The fender bender Judy causes as she crosses the street to the Bristol Hotel was added on the spur of the moment. When no stunt cars were available, Peter Bogdanovich instructed a crew member to rent two cars and make sure he got collision insurance. Then he staged the wreck before returning the battered cars.
Ryan O'Neal parodies one of his earlier performances. At the end of the movie, Judy Maxwell says, "Love means never having to say you're sorry," (a line from Love Story (1970)), to which O'Neal's character, Howard Bannister, replies, "That's the dumbest thing I ever heard." They added a pause cross cut because the laugh was so loud after Judy's line that Howard's line could not be heard.

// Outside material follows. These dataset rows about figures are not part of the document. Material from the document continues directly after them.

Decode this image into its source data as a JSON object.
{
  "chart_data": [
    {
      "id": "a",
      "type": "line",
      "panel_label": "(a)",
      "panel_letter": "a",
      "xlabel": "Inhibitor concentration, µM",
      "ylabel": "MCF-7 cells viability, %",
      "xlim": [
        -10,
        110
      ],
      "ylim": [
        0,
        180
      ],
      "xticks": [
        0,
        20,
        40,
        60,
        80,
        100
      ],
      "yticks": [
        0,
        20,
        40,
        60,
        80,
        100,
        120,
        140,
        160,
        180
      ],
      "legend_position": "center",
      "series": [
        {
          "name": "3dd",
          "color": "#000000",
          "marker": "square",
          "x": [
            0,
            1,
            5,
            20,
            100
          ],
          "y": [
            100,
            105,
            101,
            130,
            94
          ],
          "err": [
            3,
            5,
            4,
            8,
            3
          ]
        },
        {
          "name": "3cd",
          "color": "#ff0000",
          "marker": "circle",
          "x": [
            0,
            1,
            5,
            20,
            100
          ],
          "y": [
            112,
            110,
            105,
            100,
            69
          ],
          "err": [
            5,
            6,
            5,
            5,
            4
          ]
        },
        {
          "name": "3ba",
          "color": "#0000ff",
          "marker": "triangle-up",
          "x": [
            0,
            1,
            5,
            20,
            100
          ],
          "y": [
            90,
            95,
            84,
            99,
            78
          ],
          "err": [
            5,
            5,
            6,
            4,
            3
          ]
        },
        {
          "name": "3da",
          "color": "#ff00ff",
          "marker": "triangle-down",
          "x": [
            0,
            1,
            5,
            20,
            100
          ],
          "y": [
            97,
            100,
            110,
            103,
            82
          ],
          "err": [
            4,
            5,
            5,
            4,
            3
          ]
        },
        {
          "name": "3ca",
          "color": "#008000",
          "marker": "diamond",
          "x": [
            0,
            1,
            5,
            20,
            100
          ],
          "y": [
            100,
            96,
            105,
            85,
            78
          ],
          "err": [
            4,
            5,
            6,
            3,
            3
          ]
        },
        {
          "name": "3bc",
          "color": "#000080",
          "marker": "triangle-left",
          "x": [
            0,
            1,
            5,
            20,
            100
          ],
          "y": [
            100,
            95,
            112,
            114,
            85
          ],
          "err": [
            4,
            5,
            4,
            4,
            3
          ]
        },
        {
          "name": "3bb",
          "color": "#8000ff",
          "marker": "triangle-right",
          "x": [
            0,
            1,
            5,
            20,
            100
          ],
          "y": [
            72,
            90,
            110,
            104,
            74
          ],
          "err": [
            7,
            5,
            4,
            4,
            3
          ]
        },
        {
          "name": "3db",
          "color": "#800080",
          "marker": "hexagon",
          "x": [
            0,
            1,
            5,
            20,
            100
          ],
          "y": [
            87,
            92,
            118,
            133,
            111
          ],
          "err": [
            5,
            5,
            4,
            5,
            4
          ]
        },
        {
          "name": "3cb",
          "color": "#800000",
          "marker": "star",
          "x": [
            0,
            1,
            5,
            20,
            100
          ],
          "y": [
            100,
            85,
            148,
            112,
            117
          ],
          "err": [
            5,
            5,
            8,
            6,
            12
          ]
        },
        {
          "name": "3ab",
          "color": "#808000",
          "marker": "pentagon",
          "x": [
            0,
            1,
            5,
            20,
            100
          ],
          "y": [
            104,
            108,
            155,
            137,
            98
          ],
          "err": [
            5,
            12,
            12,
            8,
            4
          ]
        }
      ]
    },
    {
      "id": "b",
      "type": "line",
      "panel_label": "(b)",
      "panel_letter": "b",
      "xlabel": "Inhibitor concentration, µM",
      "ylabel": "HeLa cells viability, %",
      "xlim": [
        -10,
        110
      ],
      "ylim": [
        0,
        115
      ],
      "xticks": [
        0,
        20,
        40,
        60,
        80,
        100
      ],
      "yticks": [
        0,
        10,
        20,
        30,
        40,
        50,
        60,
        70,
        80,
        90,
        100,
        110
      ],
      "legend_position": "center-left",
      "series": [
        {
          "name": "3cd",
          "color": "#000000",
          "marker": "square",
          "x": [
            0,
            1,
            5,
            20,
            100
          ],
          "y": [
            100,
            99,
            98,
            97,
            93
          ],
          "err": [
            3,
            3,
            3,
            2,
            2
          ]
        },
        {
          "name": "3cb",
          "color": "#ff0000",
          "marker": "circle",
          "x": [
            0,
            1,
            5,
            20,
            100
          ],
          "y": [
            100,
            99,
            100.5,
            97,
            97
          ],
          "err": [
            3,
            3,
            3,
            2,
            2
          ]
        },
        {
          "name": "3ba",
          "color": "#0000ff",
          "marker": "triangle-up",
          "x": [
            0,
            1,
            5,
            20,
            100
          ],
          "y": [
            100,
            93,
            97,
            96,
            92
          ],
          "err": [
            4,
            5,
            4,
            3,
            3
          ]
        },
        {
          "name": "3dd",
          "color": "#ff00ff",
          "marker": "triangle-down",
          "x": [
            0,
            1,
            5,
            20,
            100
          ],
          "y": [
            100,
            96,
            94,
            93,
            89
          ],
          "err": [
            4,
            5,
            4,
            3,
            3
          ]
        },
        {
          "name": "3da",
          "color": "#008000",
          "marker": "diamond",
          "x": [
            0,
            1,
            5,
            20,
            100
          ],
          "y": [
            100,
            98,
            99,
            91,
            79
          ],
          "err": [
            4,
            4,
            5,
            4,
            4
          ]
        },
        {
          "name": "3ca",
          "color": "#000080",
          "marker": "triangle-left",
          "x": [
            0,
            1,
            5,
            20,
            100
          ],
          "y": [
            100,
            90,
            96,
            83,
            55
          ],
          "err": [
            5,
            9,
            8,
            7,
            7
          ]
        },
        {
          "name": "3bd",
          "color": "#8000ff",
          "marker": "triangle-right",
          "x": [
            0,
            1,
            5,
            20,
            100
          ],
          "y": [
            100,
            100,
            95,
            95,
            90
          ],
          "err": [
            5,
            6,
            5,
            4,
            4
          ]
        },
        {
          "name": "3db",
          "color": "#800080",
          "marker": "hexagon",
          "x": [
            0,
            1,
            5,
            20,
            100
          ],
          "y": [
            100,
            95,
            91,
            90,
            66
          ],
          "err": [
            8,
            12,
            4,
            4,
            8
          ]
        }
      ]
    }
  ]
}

This film was morphed from the screen adaptation of Herman Raucher's novel, "A Glimpse of Tiger." It was to star Elliott Gould and Kim Darby and be directed by Anthony Harvey but Gould behaved erratically during production and, after four days, walked off the set. The project eventually came into the hands of Peter Bogdanovich, who, conceiving it as a remake of Howard Hawks' Bringing Up Baby (1938) switched the genders of the lead couple, making the wild, unpredictable Gould character a woman, who would be played, coincidentally, by Gould's ex-wife Barbra Streisand.
As his part is inspired by the stuffy professor played by Cary Grant in Bringing Up Baby (1938), Ryan O'Neal met with Grant. The only advice he received was to wear silk underpants.
The long-haired blond delivery boy whose bike Judy steals is played by Kevin O'Neal, Ryan O'Neal's brother. The woman she sits next to on the plane in the final scene is Patricia O'Neal, their mother.